Assessing learner\'s writing skills according to CEFR scales
Variability of Ratings There exists ample research into the influence of assessment criteria and raters on the variability of ratings, yet it is mainly situated in contexts where multilevel rating approaches were used.
A general distinction is made between impressionistic holistic and detailed analytic assessment criteria, whereby the latter are reported to account for shortcomings of the former, such as impressionistic ratings of surface features (Hamp-Lyons & Kroll, 1996), halo-effects (Knoch, 2009), or imprecise wording of the criteria (Weigle, 2002). Therefore, an analytic approach using detailed rating criteria which account for the complexity of writing is often favored.

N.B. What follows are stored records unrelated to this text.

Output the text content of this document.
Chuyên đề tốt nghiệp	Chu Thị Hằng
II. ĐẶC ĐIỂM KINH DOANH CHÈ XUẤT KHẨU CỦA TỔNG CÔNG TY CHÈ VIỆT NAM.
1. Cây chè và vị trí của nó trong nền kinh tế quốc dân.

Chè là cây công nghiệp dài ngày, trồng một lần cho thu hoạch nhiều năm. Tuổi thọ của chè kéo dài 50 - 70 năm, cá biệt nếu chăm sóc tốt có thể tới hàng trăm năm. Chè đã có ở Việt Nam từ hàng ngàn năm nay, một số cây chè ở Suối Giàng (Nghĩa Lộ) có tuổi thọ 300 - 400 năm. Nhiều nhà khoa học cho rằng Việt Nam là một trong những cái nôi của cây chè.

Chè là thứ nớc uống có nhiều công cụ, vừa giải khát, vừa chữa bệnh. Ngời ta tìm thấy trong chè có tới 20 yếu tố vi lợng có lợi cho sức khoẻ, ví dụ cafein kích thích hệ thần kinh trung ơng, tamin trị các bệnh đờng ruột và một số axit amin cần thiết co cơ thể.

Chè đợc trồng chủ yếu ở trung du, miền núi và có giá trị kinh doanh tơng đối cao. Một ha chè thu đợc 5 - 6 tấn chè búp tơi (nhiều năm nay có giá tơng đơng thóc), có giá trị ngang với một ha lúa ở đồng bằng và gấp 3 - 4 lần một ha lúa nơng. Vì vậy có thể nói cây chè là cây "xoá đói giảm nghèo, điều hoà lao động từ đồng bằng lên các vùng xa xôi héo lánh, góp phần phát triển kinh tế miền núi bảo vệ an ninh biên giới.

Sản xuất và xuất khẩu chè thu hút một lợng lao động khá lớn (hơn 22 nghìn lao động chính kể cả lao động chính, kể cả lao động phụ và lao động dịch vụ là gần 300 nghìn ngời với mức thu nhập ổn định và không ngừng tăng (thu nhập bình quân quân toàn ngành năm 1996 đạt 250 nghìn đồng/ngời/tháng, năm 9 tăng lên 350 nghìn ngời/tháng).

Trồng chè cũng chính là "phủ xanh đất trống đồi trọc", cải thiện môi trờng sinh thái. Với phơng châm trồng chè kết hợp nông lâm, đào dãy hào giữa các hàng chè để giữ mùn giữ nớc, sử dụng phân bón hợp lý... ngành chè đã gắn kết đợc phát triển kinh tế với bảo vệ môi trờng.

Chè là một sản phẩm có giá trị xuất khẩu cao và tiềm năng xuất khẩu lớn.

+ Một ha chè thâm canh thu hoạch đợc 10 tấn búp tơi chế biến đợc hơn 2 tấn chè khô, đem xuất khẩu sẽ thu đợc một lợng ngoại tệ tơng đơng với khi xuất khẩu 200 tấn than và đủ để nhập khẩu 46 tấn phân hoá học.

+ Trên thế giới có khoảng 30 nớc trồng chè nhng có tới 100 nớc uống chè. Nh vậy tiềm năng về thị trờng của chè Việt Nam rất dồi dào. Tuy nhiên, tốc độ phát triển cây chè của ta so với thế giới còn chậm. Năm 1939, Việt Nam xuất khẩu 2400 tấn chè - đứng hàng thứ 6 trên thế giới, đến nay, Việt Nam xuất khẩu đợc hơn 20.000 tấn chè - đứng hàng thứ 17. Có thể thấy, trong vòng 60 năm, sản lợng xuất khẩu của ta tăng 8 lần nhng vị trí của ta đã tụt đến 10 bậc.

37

There is also substantial research on the effect of rater characteristics on the variability of their assigned ratings, yet it is, again, predominantly situated in multilevel approaches and does not focus on the particularities of level-specific ratings. For the traditional multilevel approach, critical characteristics include raters' background, experience, expectations, and their preferred rating styles.
Although these studies can help determine which facets have to be explored and controlled in a level-specific context, there nevertheless exist gaps in the literature as far as the level-specific approach to assessing writing is concerned: There is a lack of research on the effects of holistic and analytic criteria on the variability of level-specific ratings as well as on the effects of rater characteristics. With regards to these areas, two of the scarce studies can be found in the aforementioned Australian context. Smith (2000) reported that although raters may show acceptable consistency on an overall level, this might well “obscure differences at the level of individual performance criteria” (p. 174). These findings are corroborated by a study conducted by Brindley (2001), who concluded that the main sources of variance in his study were the terminology used in the performance criteria, and the writing tasks, which had been developed by individual teachers rather than in a standardized process. Both studies revealed a need for rater training, which can help lessen the unintended variance to a certain extent (e.g., Lumley, 2002). Therefore, all of the known characteristics that drive rating performance should be addressed during rater training, regardless of which approach is chosen.
Bearing in mind the peculiarities of the level-specific approach, where tasks and criteria focus on one level only, and raters have to rate via a fail/pass judgment, an analytic approach seems vital to gain insight into what aspects raters are actually rating on the descriptor level and to ensure rater reliability. It is this aspect of ensuring reliability that justifies the analytic approach even if the assessment purpose is to report one global proficiency score.
The review of the research literature thus reveals a gap in the area of level-specific approaches to assessing writing. There is, to our knowledge, no large-scale study reporting on how a level-specific rating approach affects the variability of ratings. Our article aims to explore facets known from other contexts to influence rating variability, namely, tasks, assessment criteria, raters, and student ability, within a level-specific approach in a large-scale assessment study. Because the in-depth analysis of different rater characteristics and their effects on rating variability is beyond the scope of this article, we intend to control rater characteristics as far as possible via selecting raters with similar background and via extensive training. The purpose is to ensure reliable ratings because they form the basis of inferences about task quality and difficulty estimates.
Moreover, to our knowledge, there are no reports on test-centered methods for linking level-specific writing tasks to specific CEFR levels. Our article thus makes an important contribution to test-centered standard-setting methods by exploring how far a priori task CEFR level classifications correspond with empirical task difficulty estimates.